Increased search click-through rate by 4%, improved customer satisfaction by 8%, and reduced engineering maintenance time by 42% by first making "relevance" mean something specific.

Overview

A cross-team initiative to rebuild HSE's core search experience, one of the highest-intent journeys on the platform, across web and app.

Search in action.

My direct contribution

Strategy, framing & design direction

Defined the four search intent types (product number, brand, category, open query) and the success criteria for each; this became the shared rubric for Design, Engineering, Data, and Research
Led the initial analysis of top-100 queries and zero-result failure patterns that shaped the redesign brief
Directed the information hierarchy on result pages: what gets promoted, what gets demoted, and why visual prominence had to follow purchase signal strength
Pushed to include the -42% engineering maintenance reduction as a success metric; most teams only measured customer-facing KPIs

Team & collaboration

Cross-team alignment & delivery

Coached and mentored the search team's designer throughout the project lifecycle, providing strategic direction on key decisions
Worked closely with the search PM to ensure both business goals and user satisfaction shaped the success metrics; search touched Merchandising, Engineering, Design, and Data simultaneously
Kept design involved in platform decisions early, not just the UI layer
Coordinated with the User Researcher on qualitative interview framing

Duration: 2024 · Channels: Web shop, main app · Platform: Elasticsearch

Impact

+4% click-through rate on search results

+8% customer satisfaction for search

−42% engineering maintenance time

The Problem

The previous search behaved like a black box. Limited control over ranking, difficult to explain why results appeared, hard to tune for different user intents, and too expensive for engineering to maintain. Every attempt to improve it made something else worse.
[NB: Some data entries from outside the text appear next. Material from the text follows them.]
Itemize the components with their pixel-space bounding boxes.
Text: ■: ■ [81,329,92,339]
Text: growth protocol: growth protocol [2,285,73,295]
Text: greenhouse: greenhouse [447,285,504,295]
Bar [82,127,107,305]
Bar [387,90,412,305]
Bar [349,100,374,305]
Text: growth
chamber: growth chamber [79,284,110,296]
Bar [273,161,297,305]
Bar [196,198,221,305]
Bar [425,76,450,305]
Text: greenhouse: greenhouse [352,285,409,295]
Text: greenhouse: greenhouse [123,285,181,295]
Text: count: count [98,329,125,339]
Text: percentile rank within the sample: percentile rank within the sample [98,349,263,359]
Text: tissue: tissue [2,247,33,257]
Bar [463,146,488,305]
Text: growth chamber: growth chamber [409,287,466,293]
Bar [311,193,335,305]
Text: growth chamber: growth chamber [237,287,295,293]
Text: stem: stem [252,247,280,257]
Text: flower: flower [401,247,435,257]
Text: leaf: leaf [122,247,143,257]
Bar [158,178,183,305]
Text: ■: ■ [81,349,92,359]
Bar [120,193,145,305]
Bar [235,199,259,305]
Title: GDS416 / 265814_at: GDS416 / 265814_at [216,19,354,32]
The harder problem was upstream: nobody had agreed on what "good search" actually meant. Engineering measured index performance. Merchandising measured product visibility. Customer service measured complaint volume. Design was measuring nothing. Before anything could improve, that fragmentation had to be resolved.
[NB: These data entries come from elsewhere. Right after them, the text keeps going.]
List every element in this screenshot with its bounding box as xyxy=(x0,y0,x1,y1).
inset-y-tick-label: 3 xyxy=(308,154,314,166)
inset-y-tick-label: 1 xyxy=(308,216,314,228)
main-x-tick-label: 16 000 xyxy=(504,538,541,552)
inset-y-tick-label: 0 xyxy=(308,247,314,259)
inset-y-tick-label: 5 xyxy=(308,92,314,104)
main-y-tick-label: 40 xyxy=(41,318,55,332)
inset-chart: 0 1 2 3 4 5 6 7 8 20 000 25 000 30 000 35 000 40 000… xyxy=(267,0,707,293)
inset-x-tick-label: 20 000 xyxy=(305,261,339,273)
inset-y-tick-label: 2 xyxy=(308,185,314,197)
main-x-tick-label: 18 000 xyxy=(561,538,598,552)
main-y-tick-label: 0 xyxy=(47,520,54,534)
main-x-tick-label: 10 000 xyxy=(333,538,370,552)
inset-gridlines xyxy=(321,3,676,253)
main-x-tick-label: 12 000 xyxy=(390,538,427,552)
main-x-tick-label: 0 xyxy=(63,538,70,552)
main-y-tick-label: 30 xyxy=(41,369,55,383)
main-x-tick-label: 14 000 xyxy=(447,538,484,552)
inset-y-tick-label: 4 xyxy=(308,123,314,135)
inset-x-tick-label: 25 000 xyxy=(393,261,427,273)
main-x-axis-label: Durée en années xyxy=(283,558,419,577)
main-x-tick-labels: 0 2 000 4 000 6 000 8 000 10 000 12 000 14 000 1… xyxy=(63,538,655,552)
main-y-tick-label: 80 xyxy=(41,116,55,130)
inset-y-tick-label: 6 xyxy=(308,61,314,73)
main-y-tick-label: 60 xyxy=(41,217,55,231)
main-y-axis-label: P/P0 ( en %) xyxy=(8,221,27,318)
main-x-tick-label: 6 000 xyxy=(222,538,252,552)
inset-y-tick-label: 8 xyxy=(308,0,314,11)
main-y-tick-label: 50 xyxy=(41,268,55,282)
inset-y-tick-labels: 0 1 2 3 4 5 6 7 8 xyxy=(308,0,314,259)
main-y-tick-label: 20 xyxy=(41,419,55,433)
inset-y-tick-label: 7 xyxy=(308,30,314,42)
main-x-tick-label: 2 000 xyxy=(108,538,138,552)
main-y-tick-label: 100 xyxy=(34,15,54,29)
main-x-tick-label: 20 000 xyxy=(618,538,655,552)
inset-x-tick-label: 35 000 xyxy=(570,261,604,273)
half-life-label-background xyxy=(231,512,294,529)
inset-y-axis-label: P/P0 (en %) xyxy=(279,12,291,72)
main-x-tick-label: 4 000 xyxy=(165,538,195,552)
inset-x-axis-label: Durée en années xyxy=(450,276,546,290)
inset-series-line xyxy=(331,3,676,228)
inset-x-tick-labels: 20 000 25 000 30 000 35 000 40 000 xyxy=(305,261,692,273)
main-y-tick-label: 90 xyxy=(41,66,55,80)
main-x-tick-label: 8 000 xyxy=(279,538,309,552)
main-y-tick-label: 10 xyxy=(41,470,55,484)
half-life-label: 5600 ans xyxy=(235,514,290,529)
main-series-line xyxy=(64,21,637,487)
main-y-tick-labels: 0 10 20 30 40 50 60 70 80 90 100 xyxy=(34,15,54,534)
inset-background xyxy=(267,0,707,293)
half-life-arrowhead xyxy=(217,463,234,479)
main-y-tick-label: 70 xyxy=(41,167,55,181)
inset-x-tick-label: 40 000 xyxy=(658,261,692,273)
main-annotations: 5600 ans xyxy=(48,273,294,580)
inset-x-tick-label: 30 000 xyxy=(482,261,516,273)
The decision that unlocked everything: defining relevance first

My most important contribution to this project happened before any screen was designed. I pushed the team to define "relevance" as four distinct scenarios, not one global metric.

HSE customers search in four fundamentally different ways: by product number shown on live TV (exact match, high intent), by brand (brand loyalty, browsing), by category (exploratory), and by open-ended query (uncertain intent, needs guidance). Each requires a different definition of a good result: different ranking logic, different result page hierarchy, different filter behaviour, different handling of zero results.

Collapsing all four into a single "relevance score" was what had made the previous system so hard to improve. Every change that helped one intent type hurt another. Splitting them created four separate improvement tracks, and four separate success metrics that Product, Engineering, and Data could all align on.

What qualitative research added

Before finalising the success metrics, the User Researcher ran interviews with customers who had recently experienced search failures. The goal wasn't to discover new intent types; those we already knew. It was to understand the language customers used to describe failure.

That language mattered for two reasons. First, it revealed that customers didn't distinguish between "no results" and "wrong results"; both felt like the product was broken. Second, it told us which failure modes were most damaging to purchase intent, which shaped our prioritisation order.

What we built

Intent-based result page hierarchy: result prominence follows purchase signal, not just keyword match
Improved filter and refinement patterns matched to how customers actually think about product categories
Better zero and near-zero result states: recovery paths instead of dead ends
Consistent behaviour across web and mobile; previously they had diverged significantly

Reflection

The platform decision, Elasticsearch, was made before design joined the initiative. That constrained some options and closed off certain architectural directions before anyone had framed the problem properly. A cleaner version of this project starts with a cross-functional problem audit before any technology is chosen.

Some zero-result failures we surfaced were catalog gaps, not search UI failures. The product simply did not exist. Design could surface those gaps, not fix them. Early in the project I treated all zero-result failures as design problems. They were not. I was clearer about that boundary as the project progressed, and the brief reflected it.

I now push for design involvement at the problem-framing stage, before platform decisions close off the option space. That is not always winnable. When it is not, the brief should state what design can and cannot change.

Takeaway

Redesigning search starts before the first screen. When design defines what relevance means, across four distinct intents, engineering, data, and product can finally pull in the same direction.